General Motors Corp.'s top purchasing executive will outline the auto maker's attempts to achieve first-rate interiors for vehicle programs launching globally, while wrestling with challenges such as high raw-material prices, in a special strategy panel set for 11 a.m. Thursday, June 7, at the Ward's Auto Interiors Show at Cobo Center in Detroit.

Bo Andersson, GM group vice president-global purchasing and supply chain, will be joined on the panel by Kim Brycz, GM executive director of global purchasing-interiors; Ray Scott, Lear Corp.'s senior vice president and president of North American seating; and Jeff Williams, Johnson Controls Inc. group vice president and general manager-North American automotive.

Moderating the panel will be John Henke, president & CEO of Planning Perspectives Inc., whose firm publishes an annual study that explores the evolving relationship between auto makers and suppliers. The study is being released Monday, June 4.

Andersson will discuss GM's attempts to strengthen ties with its suppliers, while leveraging purchasing and engineering synergies on a global scale. He has spoken extensively on the company's goal to achieve comfortable, functional, harmoniously designed interiors that sell vehicles.
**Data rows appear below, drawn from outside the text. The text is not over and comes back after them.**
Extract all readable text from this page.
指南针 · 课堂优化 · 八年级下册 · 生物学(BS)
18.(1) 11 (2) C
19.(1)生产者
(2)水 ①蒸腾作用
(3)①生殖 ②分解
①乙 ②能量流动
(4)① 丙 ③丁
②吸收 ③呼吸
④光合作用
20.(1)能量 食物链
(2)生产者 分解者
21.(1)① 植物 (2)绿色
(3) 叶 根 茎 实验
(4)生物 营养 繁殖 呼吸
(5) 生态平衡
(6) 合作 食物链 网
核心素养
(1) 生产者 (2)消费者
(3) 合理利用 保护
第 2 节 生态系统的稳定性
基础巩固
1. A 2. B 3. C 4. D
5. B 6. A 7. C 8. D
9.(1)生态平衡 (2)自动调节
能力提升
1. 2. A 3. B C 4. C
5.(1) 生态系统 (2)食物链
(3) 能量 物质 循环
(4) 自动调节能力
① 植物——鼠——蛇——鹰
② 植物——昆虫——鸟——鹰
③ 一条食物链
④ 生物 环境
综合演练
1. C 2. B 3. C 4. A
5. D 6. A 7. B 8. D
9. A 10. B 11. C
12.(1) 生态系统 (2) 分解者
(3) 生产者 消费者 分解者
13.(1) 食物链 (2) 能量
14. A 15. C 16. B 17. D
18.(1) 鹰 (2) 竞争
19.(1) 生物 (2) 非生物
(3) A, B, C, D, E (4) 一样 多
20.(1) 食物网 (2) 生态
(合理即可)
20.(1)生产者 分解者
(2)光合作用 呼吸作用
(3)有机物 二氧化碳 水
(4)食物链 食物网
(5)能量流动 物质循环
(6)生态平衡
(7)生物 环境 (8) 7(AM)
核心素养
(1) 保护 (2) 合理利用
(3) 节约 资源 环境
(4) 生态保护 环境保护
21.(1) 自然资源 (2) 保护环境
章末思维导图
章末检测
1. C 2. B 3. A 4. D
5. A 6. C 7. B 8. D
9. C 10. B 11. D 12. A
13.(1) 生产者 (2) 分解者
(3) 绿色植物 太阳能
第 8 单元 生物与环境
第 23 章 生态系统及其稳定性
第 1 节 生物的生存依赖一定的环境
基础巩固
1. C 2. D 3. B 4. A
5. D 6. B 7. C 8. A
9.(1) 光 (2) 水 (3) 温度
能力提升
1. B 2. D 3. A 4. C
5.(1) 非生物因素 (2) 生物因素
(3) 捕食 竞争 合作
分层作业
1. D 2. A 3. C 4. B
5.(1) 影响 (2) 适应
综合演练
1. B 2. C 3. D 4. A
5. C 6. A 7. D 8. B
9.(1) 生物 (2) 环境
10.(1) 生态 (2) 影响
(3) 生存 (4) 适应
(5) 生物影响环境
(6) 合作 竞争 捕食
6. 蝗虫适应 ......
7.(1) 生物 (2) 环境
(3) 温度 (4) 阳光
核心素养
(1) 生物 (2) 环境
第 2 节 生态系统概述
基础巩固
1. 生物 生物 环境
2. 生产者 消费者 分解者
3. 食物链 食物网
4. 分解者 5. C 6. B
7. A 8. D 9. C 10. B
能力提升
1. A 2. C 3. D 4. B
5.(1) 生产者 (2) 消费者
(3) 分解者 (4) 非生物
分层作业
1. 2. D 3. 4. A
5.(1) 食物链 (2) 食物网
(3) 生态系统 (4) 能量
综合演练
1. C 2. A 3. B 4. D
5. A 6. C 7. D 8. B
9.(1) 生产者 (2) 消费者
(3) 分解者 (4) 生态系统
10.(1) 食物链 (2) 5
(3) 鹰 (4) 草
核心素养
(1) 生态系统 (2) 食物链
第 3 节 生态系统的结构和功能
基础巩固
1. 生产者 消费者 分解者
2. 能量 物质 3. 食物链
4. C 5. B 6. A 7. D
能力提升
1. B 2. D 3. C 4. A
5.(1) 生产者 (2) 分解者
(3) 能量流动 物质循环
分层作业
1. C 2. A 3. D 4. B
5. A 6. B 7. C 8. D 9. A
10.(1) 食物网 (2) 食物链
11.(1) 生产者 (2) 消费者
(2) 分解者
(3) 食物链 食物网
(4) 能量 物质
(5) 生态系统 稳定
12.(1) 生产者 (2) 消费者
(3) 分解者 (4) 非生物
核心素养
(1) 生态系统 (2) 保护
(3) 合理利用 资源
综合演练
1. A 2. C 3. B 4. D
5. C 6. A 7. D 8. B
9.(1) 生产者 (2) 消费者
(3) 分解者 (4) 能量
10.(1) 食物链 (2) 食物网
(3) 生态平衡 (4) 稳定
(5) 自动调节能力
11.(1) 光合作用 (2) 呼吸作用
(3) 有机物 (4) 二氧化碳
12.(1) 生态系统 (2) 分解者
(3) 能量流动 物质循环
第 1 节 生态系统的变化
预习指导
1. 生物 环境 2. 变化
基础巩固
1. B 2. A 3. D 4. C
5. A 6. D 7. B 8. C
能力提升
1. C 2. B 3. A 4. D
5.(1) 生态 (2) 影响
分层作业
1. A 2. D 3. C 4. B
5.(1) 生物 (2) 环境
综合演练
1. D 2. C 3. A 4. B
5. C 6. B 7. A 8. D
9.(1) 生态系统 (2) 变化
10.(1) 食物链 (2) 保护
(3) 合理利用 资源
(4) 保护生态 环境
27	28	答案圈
Andersson is the second top executive at GM to speak at the Auto Interiors show in as many years. Ward's Automotive Group acquired the show in spring 2005.

At the 2006 confab, Vice Chairman Bob Lutz said interior design was such an afterthought in the old GM culture that it took a while to convince a company executive he was being promoted, not demoted, when he was moved to lead interior design.

But Lutz said interiors are one of the few remaining areas where auto makers can differentiate their vehicles.

“It's the last place in the world where you want to advertise the cheapness of your product,” Lutz said last year. “It's no longer permissible or possible to strip the interior.”

Likewise, Andersson is emphasizing interior excellence as his office sources components for future GM vehicles.

As part of that initiative, GM attempted to outsource interior development in 2001 to Tier 1 integrators such as Lear, JCI, Magna International Inc.'s Intier Automotive and others.

GM dropped that strategy in late 2004 as the auto maker determined it needed to regain more control in interiors. However, Andersson says suppliers remain critical to the success of interior programs for GM vehicles.

Other speakers on tap at the Ward's Auto Interiors Show include Chrysler Group's Ralph Gilles, vice president-Jeep/Truck, Color and Trim Studios and Specialty Vehicles. His keynote address about Chrysler's innovative new design studio is set for 9:30 a.m. Wednesday, June 6.

Delivering Thursday's keynote address at 9:30 a.m. is James Orchard, president North America for French supplier Faurecia SA. Orchard will discuss the “Changing Supplier Landscape” and Faurecia's ambitious growth strategy for the North American market.

Kathleen Parikh, senior manager in Mitsubishi Motors R&D of America's Design Engineering Dept., will provide a Japanese OEM's perspective for future vehicles with a keynote speech 2 p.m. Wednesday, June 6, as part of the ITB Cockpit and Door Modules Conference run by the ITB Group, a Michigan-based technical and business consultancy.

This marks the first year ITB's conference is being held in conjunction with the Ward's Auto Interiors Show.